La nouvelle suivante, Le masque, semble de prime abord plus conventionnelle. C'est un récit fantastique qui tourne autour d'un triangle amoureux et d'une invention dangereuse, une substance capable de transmuter la chair en pierre. Mais ici encore, le narrateur ne semble pas être tout à fait honnête avec son lectorat, car lui aussi a lu Le roi en jaune, et même si le dénouement semble heureux, comment en être sûr ? Le signe jaune et La cour du dragon font basculer le recueil dans l'horreur la plus abjecte, avec des narrateurs qui luttent en vain contre la présence du Roi jaune et de ses laquais, mais qui, englués dans une situation inextricable, finissent par y perdre la raison. Rien d'étonnant à ce que H.P. Lovecraft ait adoré ces textes ! On y retrouve l'une de ses tactiques favorites, celle de l'emploi de noms propres étranges qui laissent entendre l'existence d'êtres et de lieux au-delà de la compréhension humaine. Chambers ne nous fait jamais visiter Carcosa ou le lac de Hali, il ne nous décrit jamais Cassilda ni Camilla et encore moins le Roi en jaune, mais par petites touches, il nous les rend singulièrement palpables.

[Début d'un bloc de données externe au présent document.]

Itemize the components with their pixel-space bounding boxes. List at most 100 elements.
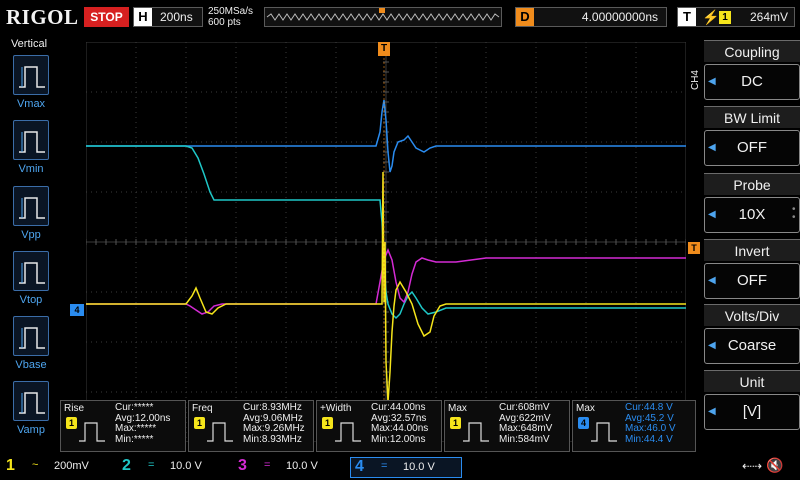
channel-number: 1 (6, 457, 15, 474)
vtop-icon (19, 262, 45, 284)
menu-title-probe: Probe (704, 173, 800, 195)
menu-item-invert[interactable]: Invert OFF ◀ (704, 239, 800, 301)
menu-title: Vertical (10, 38, 48, 50)
measurement-source-badge: 1 (194, 417, 205, 429)
channel-status-bar: 1 ~200mV 2 = 10.0 V 3 = 10.0 V 4 = 10.0 V ⇠⇢ 🔇 (0, 455, 800, 480)
menu-arrow-icon: ◀ (708, 209, 716, 220)
measurement-max-3[interactable]: Max 1 Cur:608mV Avg:622mV Max:648mV Min:584mV (444, 400, 570, 452)
measure-button-vpp[interactable] (13, 186, 49, 226)
measurement-pulse-icon (463, 422, 489, 442)
overview-trace (266, 13, 500, 21)
measure-button-vmin[interactable] (13, 120, 49, 160)
delay-label: D (516, 8, 534, 26)
measurement-current: Cur:44.00ns (371, 402, 426, 413)
usb-icon: ⇠⇢ (742, 459, 763, 473)
menu-arrow-icon: ◀ (708, 142, 716, 153)
run-stop-status[interactable]: STOP (84, 7, 129, 27)
menu-value-invert[interactable]: OFF (704, 263, 800, 299)
menu-title-unit: Unit (704, 370, 800, 392)
timebase-value: 200ns (160, 10, 193, 24)
menu-value-coupling[interactable]: DC (704, 64, 800, 100)
measurement-minimum: Min:44.4 V (625, 433, 673, 445)
measure-button-vbase[interactable] (13, 316, 49, 356)
menu-item-volts-div[interactable]: Volts/Div Coarse ◀ (704, 304, 800, 366)
channel4-ground-marker[interactable]: 4 (70, 304, 84, 316)
measurement-stats: Cur:8.93MHz Avg:9.06MHz Max:9.26MHz Min:8.9… (243, 402, 305, 445)
trigger-position-marker[interactable]: T (378, 42, 390, 56)
menu-value-probe[interactable]: 10X (704, 197, 800, 233)
measure-button-vtop[interactable] (13, 251, 49, 291)
measurement-freq-1[interactable]: Freq 1 Cur:8.93MHz Avg:9.06MHz Max:9.26MHz Mi… (188, 400, 314, 452)
channel-2-box[interactable]: 2 = 10.0 V (118, 457, 230, 478)
menu-value-unit[interactable]: [V] (704, 394, 800, 430)
measurement-name: +Width (320, 403, 352, 414)
measurement-maximum: Max:648mV (499, 423, 553, 434)
measure-label-vbase: Vbase (15, 359, 47, 371)
measurement-pulse-icon (207, 422, 233, 442)
top-status-bar: RIGOL STOP H 200ns 250MSa/s 600 pts D 4.… (0, 0, 800, 36)
delay-value: 4.00000000ns (581, 10, 658, 24)
vbase-icon (19, 327, 45, 349)
menu-item-coupling[interactable]: Coupling DC ◀ (704, 40, 800, 102)
trigger-level-value: 264mV (749, 10, 788, 24)
vpp-icon (19, 197, 45, 219)
measurement-name: Max (448, 403, 467, 414)
measure-button-vmax[interactable] (13, 55, 49, 95)
menu-value-volts-div[interactable]: Coarse (704, 328, 800, 364)
measure-label-vamp: Vamp (17, 424, 45, 436)
channel-number: 2 (122, 457, 131, 474)
measurement-name: Max (576, 403, 595, 414)
overview-trigger-marker (379, 8, 385, 13)
channel-tab: CH4 (690, 70, 701, 91)
memory-depth: 600 pts (208, 17, 241, 28)
measurement-max-4[interactable]: Max 4 Cur:44.8 V Avg:45.2 V Max:46.0 V Min:44… (572, 400, 696, 452)
menu-item-probe[interactable]: Probe 10X ◀ (704, 173, 800, 235)
timebase-box[interactable]: H 200ns (133, 7, 203, 27)
menu-arrow-icon: ◀ (708, 76, 716, 87)
measurement-maximum: Max:44.00ns (371, 423, 429, 434)
measurement-minimum: Min:584mV (499, 433, 550, 445)
waveform-display[interactable] (86, 42, 686, 442)
measurement-maximum: Max:***** (115, 423, 157, 434)
measure-button-vamp[interactable] (13, 381, 49, 421)
rising-edge-icon: ⚡ (702, 9, 720, 25)
menu-title-invert: Invert (704, 239, 800, 261)
menu-title-coupling: Coupling (704, 40, 800, 62)
measurement-pulse-icon (335, 422, 361, 442)
memory-overview-waveform (266, 8, 500, 21)
measurement-current: Cur:44.8 V (625, 402, 673, 413)
horizontal-label: H (134, 8, 152, 26)
vmin-icon (19, 131, 45, 153)
coupling-icon: = (264, 459, 271, 471)
menu-item-bw-limit[interactable]: BW Limit OFF ◀ (704, 106, 800, 168)
scroll-dots: • • (792, 204, 796, 223)
measurement-name: Freq (192, 403, 213, 414)
measure-label-vpp: Vpp (21, 229, 41, 241)
channel-3-box[interactable]: 3 = 10.0 V (234, 457, 346, 478)
memory-overview[interactable] (264, 7, 502, 27)
channel-number: 3 (238, 457, 247, 474)
trigger-box[interactable]: T ⚡ 1 264mV (677, 7, 795, 27)
menu-item-unit[interactable]: Unit [V] ◀ (704, 370, 800, 432)
measurement-minimum: Min:***** (115, 433, 154, 445)
channel-scale: 200mV (54, 460, 89, 472)
measurement-maximum: Max:46.0 V (625, 423, 676, 434)
delay-box[interactable]: D 4.00000000ns (515, 7, 667, 27)
measurement-rise-0[interactable]: Rise 1 Cur:***** Avg:12.00ns Max:***** Min:**… (60, 400, 186, 452)
menu-value-bw-limit[interactable]: OFF (704, 130, 800, 166)
measurement-stats: Cur:44.8 V Avg:45.2 V Max:46.0 V Min:44.4 V (625, 402, 676, 445)
coupling-icon: = (148, 459, 155, 471)
channel-4-box[interactable]: 4 = 10.0 V (350, 457, 462, 478)
measurement-bar: Rise 1 Cur:***** Avg:12.00ns Max:***** Min:**… (58, 400, 698, 454)
channel-scale: 10.0 V (403, 461, 435, 473)
rigol-logo: RIGOL (6, 5, 79, 29)
menu-arrow-icon: ◀ (708, 275, 716, 286)
measurement-maximum: Max:9.26MHz (243, 423, 305, 434)
channel-scale: 10.0 V (170, 460, 202, 472)
channel-1-box[interactable]: 1 ~200mV (2, 457, 114, 478)
measurement-width-2[interactable]: +Width 1 Cur:44.00ns Avg:32.57ns Max:44.00ns… (316, 400, 442, 452)
measurement-pulse-icon (591, 422, 617, 442)
measurement-source-badge: 1 (450, 417, 461, 429)
measure-label-vmax: Vmax (16, 98, 46, 110)
measurement-current: Cur:608mV (499, 402, 550, 413)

Après cette descente dans la terreur, La demoiselle d'Ys ressemble à une véritable bouffée d'air frais. Comme Le masque, elle se présente comme une histoire d'amour relativement conventionnelle, si ce n'est que les amants ont plusieurs siècles d'écart… L'horreur laisse place à la mélancolie dans ce bref récit dont la tonalité plus poétique se prolonge dans Le paradis du prophète, série d'élégants poèmes en prose. Les quatre dernières nouvelles du recueil sont toutes nommées d'après des rues de Paris : La rue des quatre-vents, un autre récit mélancolique dans lequel un chat a le beau rôle ; La rue du premier obus, qui prend place pendant le siège de 1870-1871 ; La rue Notre-Dame-des-Champs, où l'on suit des étudiants en art américains fauchés ; et Rue Barrée, une histoire d'amour contrarié. Dans ces quatre nouvelles, c'est clairement le caractère romantique des événements qui intéresse le plus Chambers (c'est d'ailleurs principalement dans cette veine qu'il poursuivra sa carrière littéraire), mais il subsiste suffisamment de notes discordantes çà et là, avec d'étranges renvois aux premières nouvelles du recueil, pour que leur lecture ne soit pas entièrement anodine.

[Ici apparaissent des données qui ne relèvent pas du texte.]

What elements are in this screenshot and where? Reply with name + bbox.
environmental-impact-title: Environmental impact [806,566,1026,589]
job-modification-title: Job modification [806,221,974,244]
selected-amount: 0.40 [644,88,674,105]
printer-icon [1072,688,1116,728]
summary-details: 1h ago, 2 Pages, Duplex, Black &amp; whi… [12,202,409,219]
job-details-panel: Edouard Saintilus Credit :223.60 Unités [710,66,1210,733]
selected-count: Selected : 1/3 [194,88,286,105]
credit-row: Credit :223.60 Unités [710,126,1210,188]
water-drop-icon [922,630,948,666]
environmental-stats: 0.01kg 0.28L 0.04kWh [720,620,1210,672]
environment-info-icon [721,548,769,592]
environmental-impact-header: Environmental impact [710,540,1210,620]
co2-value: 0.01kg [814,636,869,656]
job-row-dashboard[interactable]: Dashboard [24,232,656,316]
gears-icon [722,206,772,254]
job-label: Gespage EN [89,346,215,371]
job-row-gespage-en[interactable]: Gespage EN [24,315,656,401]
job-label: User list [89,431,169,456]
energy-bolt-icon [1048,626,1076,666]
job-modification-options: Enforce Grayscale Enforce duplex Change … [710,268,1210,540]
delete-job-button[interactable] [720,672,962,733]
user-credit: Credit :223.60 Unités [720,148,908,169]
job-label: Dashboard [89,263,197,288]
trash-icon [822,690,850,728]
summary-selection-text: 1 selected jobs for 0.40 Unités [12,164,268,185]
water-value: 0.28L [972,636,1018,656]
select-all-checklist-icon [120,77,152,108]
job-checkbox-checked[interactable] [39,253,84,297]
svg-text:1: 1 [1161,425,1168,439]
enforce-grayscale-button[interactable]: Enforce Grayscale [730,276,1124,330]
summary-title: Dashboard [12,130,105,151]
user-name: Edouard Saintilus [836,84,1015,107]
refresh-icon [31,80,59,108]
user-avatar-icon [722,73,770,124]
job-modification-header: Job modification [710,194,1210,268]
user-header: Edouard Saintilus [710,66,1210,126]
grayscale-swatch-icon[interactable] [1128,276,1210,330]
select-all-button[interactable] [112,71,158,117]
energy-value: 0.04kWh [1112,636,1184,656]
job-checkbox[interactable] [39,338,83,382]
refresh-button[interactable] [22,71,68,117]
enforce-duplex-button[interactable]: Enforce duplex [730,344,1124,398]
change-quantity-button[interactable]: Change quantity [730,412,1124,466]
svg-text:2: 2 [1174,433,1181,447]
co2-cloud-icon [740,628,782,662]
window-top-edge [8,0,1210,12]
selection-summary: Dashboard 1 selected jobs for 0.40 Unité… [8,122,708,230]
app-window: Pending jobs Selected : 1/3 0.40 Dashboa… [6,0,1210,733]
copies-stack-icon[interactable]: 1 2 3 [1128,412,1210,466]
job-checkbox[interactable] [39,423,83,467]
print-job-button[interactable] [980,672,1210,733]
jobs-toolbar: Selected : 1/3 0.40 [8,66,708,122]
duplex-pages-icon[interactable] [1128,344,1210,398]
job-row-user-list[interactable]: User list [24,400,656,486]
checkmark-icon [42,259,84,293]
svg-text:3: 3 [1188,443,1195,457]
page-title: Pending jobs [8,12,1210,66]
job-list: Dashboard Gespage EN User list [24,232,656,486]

En bref, Le roi en jaune est tout simplement un petit chef-d'œuvre de littérature du malaise. Aucune de ces dix nouvelles n'est mauvaise, certaines tutoient le sublime et l'organisation générale du recueil le rend meilleur que la somme de ses parties. La première saison de la série télévisée américaine True Detective lui a permis de toucher un plus grand public (et d'être enfin traduit intégralement en français), ce qui est une excellente chose, d'autant que l'édition du Livre de poche présente en bonus la nouvelle Un habitant de Carcosa d'Ambrose Bierce, source de la plupart des noms fabuleux que mentionne Chambers, ainsi qu'un petit essai analytique par le traducteur Christophe Thill.